En ese estado de limpieza hay, sin embargo, una excepción. Hay uno que se opone a Jesús, porque no comparte sus valores ni su programa. Quien rehúsa dar su adhesión a Jesús está separado de Dios. Cesa la antigua pureza legal, que se perdía por el contacto con objetos o por funciones naturales. Es la actitud ante el ser humano, representado por Jesús, la que determina la situación ante Dios.

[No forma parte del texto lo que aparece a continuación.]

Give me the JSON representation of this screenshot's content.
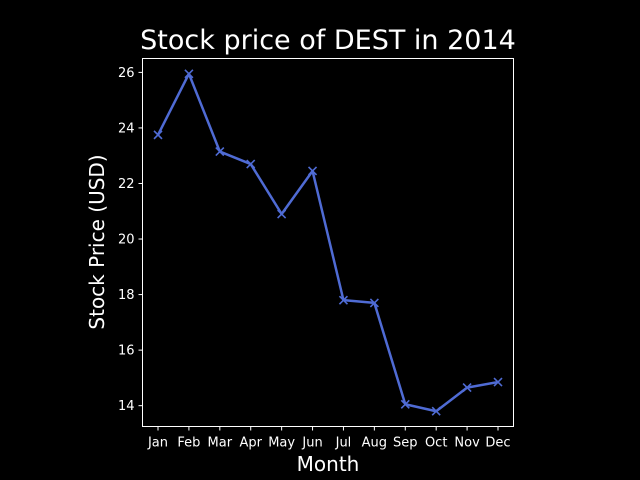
{
  "chart_data": {
    "type": "line",
    "title": "Stock price of DEST in 2014",
    "xlabel": "Month",
    "ylabel": "Stock Price (USD)",
    "categories": [
      "Jan",
      "Feb",
      "Mar",
      "Apr",
      "May",
      "Jun",
      "Jul",
      "Aug",
      "Sep",
      "Oct",
      "Nov",
      "Dec"
    ],
    "series": [
      {
        "values": [
          23.75,
          25.95,
          23.15,
          22.7,
          20.9,
          22.45,
          17.8,
          17.7,
          14.05,
          13.8,
          14.65,
          14.85
        ],
        "color": "#4f6bd4",
        "marker": "x"
      }
    ],
    "yticks": [
      14,
      16,
      18,
      20,
      22,
      24,
      26
    ],
    "ylim": [
      13.25,
      26.5
    ],
    "grid": false,
    "colors": {
      "background": "#000000",
      "foreground": "#ffffff",
      "line": "#4f6bd4"
    }
  }
}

Judas, aunque Jesús le ha lavado los pies, no está limpio. Esto indica de nuevo que el lavado no significaba purificación. La limpieza o no limpieza eran anteriores a la acción de Jesús, y ésta no ha cambiado la situación. Pero Jesús no ha excluido a Judas de su aceptación ni de su amor. Le ha dado la misma muestra que a los demás. Sus palabras: aunque no todos, avisan al traidor de que co¬noce su actitud.

12-15 Cuando les lavó los pies, tomó su manto y se recostó de nuevo a la mesa. Entonces les dijo: «¿Comprendéis lo que he hecho con vosotros? 13Vosotros me llamáis Maestro y Señor, y con razón, porque lo soy. Pues si yo, el Señor y el Maestro, os he lavado los pies, también vosotros debéis lavaros los pies unos a otros. Es decir, os dejo un ejemplo para que igual que yo he hecho con vosotros, hagáis también vosotros».
Como se ha dicho, tomar el manto simboliza recobrar la vida (10,17s) o, lo que es lo mismo, la victoria sobre la muerte. Sin embargo, al volver a la mesa, no se dice que Jesús se quite el paño, señal de su servicio; éste se convierte así en su atributo permanente: su amor-servicio culminará en la cruz, pero continuará para siempre.
Con el paño puesto, de nuevo toma Jesús la po¬stura de hombre libre (se recostó a la mesa), indicando que el ser¬vicio prestado por amor no disminuye la dignidad del hombre. Los ha hecho libres (señores), pero él no ha dejado de ser libre y señor.
Jesús, el Maestro y el Señor, los ha colocado a ellos en su mismo nivel. Los hace iguales y los trata como iguales. Ellos deben hacer lo mismo. En su comunidad, las diferencias no han de crear categorías; las dotes personales o las funciones comunitarias no justifican las pretensiones de superioridad. No hay más funciones que las que requiere la eficacia del amor mutuo, y éstas nunca deben eclipsar la relación personal de hermanos. La estructura de la comunidad no será piramidal, con estratos superpuestos, sino horizontal, todos al servicio de todos.

Al lavarles los pies, Jesús les ha mostrado su actitud interior, la de un amor que no excluye a nadie, ni siquiera al traidor. Si lo llaman “Señor”, han de estar identificados con él; si lo llaman “Maestro”, han de aprender de él.
Jesús es Maestro, porque con su acción, que preludia su muerte, les da la experiencia de ser amados, y así les enseña a amar con un amor que responde al suyo (1,16).
Jesús es Señor porque es soberanamente libre. Su señorío, como el de Dios, no se ejerce dominando, sino dando al ser humano una fuerza que desde su interior lo lleva a la expansión. No somete al hombre, sino que lo desarrolla. Jesús no es Señor porque imponga su voluntad; incluso su segui¬miento es una asimilación a él (6,53s: “comer su carne”), no una obe¬diencia. Él no suprime la libertad, sino que la exalta, para acercarla a la suya.
Por otra parte, lo que ha hecho Jesús, el Maestro y el Señor, no es un gesto transitorio, es una norma válida para todos y para todo tiempo. Pero el servicio no se impone; no nace del sentido del deber, sino de la espontaneidad del amor.